Fed unveils a 90-day comment plan to ease Basel III and G-SIB capital rules, modestly cutting requirements for large banks and more for regional lenders.

Summary

  • Fed launches a 90-day comment period on proposals that slightly lower capital requirements for large banks and more materially for smaller regionals.
  • Bowman’s “four pillars” overhaul spans stress tests, eSLR, Basel III and G-SIB surcharges, aiming to free credit and shareholder payouts without scrapping post-2008 safeguards.
  • Industry groups cheer the recalibration as growth-friendly, while critics warn easing buffers amid oil shocks and higher-for-longer rates risks weakening prudential defenses.

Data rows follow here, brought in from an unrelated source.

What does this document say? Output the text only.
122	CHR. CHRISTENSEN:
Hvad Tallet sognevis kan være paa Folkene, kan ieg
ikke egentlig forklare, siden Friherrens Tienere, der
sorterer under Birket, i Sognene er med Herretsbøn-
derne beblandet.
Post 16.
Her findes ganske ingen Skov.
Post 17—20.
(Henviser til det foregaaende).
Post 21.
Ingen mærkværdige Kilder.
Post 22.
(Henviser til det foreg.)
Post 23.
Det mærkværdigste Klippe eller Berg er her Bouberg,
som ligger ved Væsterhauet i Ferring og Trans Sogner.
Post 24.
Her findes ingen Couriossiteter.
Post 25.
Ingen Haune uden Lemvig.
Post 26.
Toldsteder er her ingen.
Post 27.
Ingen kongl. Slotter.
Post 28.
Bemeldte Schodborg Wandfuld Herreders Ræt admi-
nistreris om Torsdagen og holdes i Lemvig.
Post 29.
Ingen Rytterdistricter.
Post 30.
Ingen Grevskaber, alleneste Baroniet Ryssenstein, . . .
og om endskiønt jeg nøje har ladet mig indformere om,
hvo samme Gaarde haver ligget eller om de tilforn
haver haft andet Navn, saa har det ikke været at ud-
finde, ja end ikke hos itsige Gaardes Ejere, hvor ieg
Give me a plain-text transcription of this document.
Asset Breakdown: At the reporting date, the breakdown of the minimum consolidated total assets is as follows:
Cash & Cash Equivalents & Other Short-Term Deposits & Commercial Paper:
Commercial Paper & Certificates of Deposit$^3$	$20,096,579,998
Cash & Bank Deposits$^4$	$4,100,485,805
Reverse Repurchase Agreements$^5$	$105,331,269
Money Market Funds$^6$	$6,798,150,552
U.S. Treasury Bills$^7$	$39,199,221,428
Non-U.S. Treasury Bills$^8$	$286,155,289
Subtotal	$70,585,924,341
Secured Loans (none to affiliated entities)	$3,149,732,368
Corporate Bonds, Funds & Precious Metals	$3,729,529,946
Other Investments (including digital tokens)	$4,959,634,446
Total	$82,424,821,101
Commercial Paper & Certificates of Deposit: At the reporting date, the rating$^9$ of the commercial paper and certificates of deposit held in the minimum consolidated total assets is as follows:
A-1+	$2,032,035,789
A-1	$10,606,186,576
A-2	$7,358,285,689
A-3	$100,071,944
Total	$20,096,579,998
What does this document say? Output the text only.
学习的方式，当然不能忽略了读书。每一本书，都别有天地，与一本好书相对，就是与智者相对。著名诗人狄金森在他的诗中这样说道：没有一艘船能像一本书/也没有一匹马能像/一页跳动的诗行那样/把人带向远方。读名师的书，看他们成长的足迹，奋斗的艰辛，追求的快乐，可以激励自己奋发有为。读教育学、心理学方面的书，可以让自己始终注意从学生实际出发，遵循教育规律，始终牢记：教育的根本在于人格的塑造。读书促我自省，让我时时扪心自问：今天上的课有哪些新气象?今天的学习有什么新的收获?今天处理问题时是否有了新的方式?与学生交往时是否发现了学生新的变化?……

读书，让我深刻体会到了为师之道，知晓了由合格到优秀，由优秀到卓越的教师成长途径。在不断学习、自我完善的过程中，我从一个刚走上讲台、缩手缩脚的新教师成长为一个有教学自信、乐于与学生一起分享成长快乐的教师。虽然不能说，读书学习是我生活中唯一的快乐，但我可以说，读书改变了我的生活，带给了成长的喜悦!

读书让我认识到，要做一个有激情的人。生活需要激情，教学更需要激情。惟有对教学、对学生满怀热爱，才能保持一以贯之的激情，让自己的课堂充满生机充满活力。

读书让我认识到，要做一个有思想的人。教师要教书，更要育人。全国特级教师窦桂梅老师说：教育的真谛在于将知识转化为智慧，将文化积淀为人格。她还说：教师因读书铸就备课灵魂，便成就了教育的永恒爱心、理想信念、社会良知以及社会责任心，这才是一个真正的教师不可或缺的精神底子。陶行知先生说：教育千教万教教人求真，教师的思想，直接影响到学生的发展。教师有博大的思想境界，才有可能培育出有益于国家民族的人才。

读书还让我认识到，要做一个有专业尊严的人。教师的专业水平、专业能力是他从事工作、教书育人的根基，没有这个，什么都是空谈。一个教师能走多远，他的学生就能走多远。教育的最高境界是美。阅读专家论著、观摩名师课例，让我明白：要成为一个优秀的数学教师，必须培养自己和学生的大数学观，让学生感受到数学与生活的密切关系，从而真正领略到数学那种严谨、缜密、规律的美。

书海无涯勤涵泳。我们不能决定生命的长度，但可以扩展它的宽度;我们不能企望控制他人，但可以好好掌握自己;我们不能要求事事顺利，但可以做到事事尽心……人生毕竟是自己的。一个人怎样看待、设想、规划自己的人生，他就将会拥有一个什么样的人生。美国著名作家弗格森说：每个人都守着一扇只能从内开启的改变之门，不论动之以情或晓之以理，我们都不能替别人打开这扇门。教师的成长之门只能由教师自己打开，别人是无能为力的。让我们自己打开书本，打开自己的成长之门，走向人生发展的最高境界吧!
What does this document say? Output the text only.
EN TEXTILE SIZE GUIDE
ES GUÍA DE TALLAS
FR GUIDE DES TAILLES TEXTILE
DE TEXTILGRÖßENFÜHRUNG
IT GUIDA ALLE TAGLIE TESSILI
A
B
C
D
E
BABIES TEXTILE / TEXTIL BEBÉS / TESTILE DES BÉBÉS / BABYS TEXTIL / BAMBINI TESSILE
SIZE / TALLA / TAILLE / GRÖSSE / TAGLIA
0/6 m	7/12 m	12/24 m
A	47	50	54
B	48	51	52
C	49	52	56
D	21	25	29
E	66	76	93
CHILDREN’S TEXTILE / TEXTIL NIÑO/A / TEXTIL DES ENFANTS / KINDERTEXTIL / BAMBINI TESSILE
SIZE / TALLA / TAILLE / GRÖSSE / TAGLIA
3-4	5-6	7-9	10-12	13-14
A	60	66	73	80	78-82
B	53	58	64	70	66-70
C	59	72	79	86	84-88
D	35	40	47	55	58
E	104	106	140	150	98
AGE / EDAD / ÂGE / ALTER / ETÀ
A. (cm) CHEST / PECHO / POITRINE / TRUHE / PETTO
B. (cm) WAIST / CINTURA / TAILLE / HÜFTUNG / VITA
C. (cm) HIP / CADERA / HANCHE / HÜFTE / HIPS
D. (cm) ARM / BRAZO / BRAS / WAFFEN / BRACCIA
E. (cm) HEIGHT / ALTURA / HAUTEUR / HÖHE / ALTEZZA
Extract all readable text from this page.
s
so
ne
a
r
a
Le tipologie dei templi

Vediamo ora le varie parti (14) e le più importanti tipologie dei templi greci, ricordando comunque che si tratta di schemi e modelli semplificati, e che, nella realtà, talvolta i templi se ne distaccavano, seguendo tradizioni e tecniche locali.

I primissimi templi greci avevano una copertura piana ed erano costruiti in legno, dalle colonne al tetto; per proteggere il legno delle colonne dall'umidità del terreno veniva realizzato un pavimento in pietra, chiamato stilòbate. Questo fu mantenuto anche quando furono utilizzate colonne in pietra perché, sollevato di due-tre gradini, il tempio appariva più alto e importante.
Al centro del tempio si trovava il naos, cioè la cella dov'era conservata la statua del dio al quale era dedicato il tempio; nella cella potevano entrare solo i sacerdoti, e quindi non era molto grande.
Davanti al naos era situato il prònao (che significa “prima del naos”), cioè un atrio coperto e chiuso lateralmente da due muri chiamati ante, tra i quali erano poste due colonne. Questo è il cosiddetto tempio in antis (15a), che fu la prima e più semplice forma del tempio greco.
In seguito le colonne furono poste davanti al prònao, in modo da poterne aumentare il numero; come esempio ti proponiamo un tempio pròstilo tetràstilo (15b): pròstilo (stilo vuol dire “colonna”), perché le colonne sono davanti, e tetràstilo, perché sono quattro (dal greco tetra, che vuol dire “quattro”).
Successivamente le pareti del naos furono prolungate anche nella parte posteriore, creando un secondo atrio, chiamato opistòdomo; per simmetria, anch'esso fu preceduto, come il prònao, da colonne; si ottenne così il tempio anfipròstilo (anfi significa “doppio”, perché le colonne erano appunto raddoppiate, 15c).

The Federal Reserve voted Thursday morning to formally release a sweeping package of proposed bank capital reforms, launching a 90-day public comment period on changes that would modestly reduce capital requirements for the largest U.S. financial institutions — and more substantially ease the burden on smaller regional banks. The proposals, previewed by Fed Vice Chair for Supervision Michelle Bowman in a March 12 speech at the Cato Institute, represent the most significant overhaul of the post-2008 bank capital framework in years and a clear victory for Wall Street institutions that had spent years lobbying against an earlier, more stringent version of the rules.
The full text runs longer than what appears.